After suing to block his deposition within 48 hours, Wisconsin Assembly Speaker Robin Vos (R) successfully negotiated a lengthy reprieve from the Jan. 6th Committee’s subpoena seeking him to testify about his recent conversation with former President Donald Trump.
The committee agreed “not to take steps to enforce the subpoena at issue pending resolution of the matter” in court, a process likely to take roughly a month to be fully argued.
During a roughly 30-minute hearing on Tuesday, presiding U.S. District Judge Pamela Pepper set oral arguments in the matter for Monday, Oct. 24.
She said that she would first need to determine whether she has jurisdiction over the case.
The schedule, while brisk, frustrated the Jan. 6th Committee’s intention to depose Vos on time for their previously scheduled public hearing on Wednesday, which itself was postponed by Hurricane Ian’s anticipated landfall in Florida.
On Sunday, Vos sued the committee in the Eastern District of Wisconsin, seeking a speedy temporary restraining order that would block his deposition within 48 hours. Vos said that he received a subpoena on Saturday, Sept. 24, ordering him to appear for a deposition this past Monday, Sept. 26.
According to the state lawmaker’s legal team, the Jan. 6th Committee rushed to get him under oath in order to pull clips for their upcoming hearing.
“The only explanation for such an extreme timeline is the Committee’s desire to conduct the deposition before its next publicly televised hearing on Wednesday, September 28, 2022, so that clips can be edited out to be used in a multimedia show,” the speaker’s legal team wrote in a 24-page complaint. “Importantly, the Committee is not seeking to depose Speak Vos to question him about the breach of the Capitol, the events leading up to January 6, 2021, or the events of the 2020 election.
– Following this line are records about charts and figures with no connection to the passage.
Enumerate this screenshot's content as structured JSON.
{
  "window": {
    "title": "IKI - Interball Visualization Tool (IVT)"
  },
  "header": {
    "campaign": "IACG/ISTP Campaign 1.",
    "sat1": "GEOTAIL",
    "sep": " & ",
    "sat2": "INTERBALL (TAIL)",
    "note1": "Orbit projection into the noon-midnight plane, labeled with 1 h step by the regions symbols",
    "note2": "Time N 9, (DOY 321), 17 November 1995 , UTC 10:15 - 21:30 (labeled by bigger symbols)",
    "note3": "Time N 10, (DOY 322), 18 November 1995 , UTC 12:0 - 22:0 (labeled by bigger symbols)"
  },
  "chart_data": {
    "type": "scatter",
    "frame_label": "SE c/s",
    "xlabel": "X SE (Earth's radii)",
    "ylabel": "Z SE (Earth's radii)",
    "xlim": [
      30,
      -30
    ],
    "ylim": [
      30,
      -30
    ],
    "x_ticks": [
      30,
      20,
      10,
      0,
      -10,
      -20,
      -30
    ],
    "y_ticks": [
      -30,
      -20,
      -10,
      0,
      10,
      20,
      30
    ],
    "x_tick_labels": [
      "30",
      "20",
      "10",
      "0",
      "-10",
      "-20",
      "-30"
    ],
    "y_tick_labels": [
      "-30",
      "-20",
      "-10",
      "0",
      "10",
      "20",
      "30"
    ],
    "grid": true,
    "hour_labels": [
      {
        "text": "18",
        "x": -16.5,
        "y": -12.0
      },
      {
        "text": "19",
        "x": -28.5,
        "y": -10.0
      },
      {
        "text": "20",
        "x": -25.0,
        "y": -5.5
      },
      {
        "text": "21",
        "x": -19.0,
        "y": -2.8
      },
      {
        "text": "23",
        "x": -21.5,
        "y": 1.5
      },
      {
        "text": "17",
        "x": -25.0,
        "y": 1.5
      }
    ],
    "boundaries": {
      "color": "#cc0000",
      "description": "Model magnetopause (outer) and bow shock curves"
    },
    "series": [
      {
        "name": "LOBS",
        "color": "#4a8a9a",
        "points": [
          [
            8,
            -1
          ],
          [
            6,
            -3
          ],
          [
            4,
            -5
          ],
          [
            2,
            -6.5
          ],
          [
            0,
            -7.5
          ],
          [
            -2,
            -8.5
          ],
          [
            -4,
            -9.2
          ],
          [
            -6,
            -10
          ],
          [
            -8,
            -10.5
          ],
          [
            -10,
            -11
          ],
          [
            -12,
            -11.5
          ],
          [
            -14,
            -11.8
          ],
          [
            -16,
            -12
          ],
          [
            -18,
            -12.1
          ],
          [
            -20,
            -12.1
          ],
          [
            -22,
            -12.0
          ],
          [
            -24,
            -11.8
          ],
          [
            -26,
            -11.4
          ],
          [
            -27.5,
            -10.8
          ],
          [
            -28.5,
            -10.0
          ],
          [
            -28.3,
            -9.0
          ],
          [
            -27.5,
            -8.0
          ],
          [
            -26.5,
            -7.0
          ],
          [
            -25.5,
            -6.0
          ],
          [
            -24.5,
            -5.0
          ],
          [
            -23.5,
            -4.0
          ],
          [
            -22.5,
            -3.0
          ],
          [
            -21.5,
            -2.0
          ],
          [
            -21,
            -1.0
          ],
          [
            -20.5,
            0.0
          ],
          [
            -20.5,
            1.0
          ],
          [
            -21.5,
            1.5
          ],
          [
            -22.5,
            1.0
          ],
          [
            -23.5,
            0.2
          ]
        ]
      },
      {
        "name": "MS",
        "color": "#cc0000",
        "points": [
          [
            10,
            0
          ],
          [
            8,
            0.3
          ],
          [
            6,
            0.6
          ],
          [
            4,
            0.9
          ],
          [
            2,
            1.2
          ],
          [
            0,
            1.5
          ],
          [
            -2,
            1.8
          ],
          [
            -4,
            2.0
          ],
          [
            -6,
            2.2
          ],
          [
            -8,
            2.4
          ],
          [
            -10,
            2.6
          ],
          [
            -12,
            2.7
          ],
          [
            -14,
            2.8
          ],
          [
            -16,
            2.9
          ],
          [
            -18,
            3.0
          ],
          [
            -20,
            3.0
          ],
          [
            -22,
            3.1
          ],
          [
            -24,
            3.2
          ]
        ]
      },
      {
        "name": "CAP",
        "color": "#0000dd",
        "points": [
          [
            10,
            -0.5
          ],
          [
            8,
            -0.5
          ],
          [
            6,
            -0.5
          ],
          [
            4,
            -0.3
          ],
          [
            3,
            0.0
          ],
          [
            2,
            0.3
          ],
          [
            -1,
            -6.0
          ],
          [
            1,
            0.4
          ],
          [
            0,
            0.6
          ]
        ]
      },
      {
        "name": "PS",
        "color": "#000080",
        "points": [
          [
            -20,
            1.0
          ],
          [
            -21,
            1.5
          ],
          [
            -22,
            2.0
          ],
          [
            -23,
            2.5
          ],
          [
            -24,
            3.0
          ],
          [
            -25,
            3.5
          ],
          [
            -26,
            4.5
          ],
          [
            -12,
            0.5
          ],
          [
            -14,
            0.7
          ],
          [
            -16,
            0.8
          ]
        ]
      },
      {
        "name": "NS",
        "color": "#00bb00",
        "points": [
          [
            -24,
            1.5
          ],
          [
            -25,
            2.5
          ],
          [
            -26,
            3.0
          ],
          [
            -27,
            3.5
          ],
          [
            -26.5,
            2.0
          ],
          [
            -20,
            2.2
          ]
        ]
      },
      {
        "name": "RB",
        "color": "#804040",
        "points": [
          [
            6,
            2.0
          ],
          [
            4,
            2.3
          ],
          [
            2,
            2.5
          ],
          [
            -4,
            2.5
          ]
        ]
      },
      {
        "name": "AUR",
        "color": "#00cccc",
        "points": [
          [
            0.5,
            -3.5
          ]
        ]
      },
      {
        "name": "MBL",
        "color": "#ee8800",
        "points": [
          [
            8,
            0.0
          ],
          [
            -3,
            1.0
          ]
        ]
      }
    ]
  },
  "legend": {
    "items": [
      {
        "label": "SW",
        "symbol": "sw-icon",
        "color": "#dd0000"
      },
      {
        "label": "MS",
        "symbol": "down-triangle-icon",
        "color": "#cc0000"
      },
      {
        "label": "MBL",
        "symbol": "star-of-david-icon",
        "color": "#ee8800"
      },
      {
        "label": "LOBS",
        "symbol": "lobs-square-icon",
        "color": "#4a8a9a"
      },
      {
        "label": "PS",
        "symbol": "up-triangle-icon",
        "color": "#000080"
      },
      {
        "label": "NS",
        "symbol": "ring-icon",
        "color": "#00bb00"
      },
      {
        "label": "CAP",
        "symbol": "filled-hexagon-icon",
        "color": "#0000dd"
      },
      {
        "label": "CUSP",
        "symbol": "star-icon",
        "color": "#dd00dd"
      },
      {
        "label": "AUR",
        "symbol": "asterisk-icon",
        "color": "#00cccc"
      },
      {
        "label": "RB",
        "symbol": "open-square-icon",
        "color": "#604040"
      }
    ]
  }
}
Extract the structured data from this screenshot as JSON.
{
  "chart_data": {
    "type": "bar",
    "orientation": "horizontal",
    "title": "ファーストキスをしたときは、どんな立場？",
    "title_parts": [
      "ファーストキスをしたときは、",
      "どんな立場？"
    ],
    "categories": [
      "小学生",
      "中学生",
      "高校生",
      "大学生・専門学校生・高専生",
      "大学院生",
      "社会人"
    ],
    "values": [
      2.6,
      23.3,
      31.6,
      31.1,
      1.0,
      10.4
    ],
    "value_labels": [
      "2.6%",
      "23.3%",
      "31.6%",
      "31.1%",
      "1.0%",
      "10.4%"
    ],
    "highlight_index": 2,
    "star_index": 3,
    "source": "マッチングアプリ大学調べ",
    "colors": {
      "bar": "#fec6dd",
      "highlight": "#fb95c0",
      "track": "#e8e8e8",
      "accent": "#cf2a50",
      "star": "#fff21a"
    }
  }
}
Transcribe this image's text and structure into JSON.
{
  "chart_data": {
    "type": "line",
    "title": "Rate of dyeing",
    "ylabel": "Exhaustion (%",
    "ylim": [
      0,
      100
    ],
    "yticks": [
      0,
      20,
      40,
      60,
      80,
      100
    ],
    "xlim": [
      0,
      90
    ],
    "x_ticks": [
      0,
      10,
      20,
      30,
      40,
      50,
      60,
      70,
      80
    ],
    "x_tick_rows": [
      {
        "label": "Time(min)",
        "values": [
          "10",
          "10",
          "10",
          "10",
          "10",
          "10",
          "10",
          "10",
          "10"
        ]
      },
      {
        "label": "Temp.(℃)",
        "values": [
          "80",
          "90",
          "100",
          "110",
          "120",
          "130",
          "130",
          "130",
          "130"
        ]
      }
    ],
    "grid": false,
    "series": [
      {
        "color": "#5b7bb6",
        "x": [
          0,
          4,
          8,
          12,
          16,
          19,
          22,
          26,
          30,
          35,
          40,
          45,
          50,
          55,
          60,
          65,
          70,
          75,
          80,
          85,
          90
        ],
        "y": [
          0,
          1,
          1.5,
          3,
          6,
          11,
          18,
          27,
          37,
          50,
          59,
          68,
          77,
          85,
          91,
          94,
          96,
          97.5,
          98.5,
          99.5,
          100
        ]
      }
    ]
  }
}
Rather, the Committee is seeking to depose Speaker Vos, with no notice, to ask him about a conversation he had with former President Donald Trump two months ago.”
Vos argues that there is no reason for the committee to grill him about his conversation with Trump this past July, some 18 months after the attack on the U.S. Capitol.
But the Jan. 6 Committee has long maintained that Trump’s assault on U.S. democracy long preceded and post-dated the siege of the Capitol. Trump’s falling out with Vos, previously considered a stalwart loyalist in Wisconsin, demonstrates that position.
After the Wisconsin Supreme Court found most drop boxes used in elections in that state were illegal, Trump reportedly leaned on Vos to retroactively invalidate his defeat by Joe Biden. When Vos resisted that effort, Trump endorsed his primary opponent, a challenge the Wisconsin speaker narrowly survived.
Before that time, Vos entertained Trump’s baseless questioning of the 2020 race and appointed a former conservative Wisconsin Supreme Court justice to act as a so-called “special counsel” to lead a partisan review of the race. That official, ex-Justice Michael Gableman, found “no evidence” of election fraud, a judge found, noting that the probe cost taxpayers more than $1 million.
In a stipulation reached shortly before the hearing, Vos and the committee agreed to start filing legal briefs within weeks. Vos will ask for a preliminary injunction in his initial filing on Oct. 4, and the committee will oppose that on Oct. 11. Attorneys for the Wisconsin speaker will then have until Oct. 17 to reply, according to the stipulation.
In December 2020, Judge Pepper, a Barack Obama appointee, issued a blistering ruling dismissing one of the four so-called “Kraken” lawsuits by Trump allies seeking to overturn Biden’s victory.
“Federal judges do not appoint the president in this country,” Pepper wrote at the time. “One wonders why the plaintiffs came to federal court and asked a federal judge to do so.”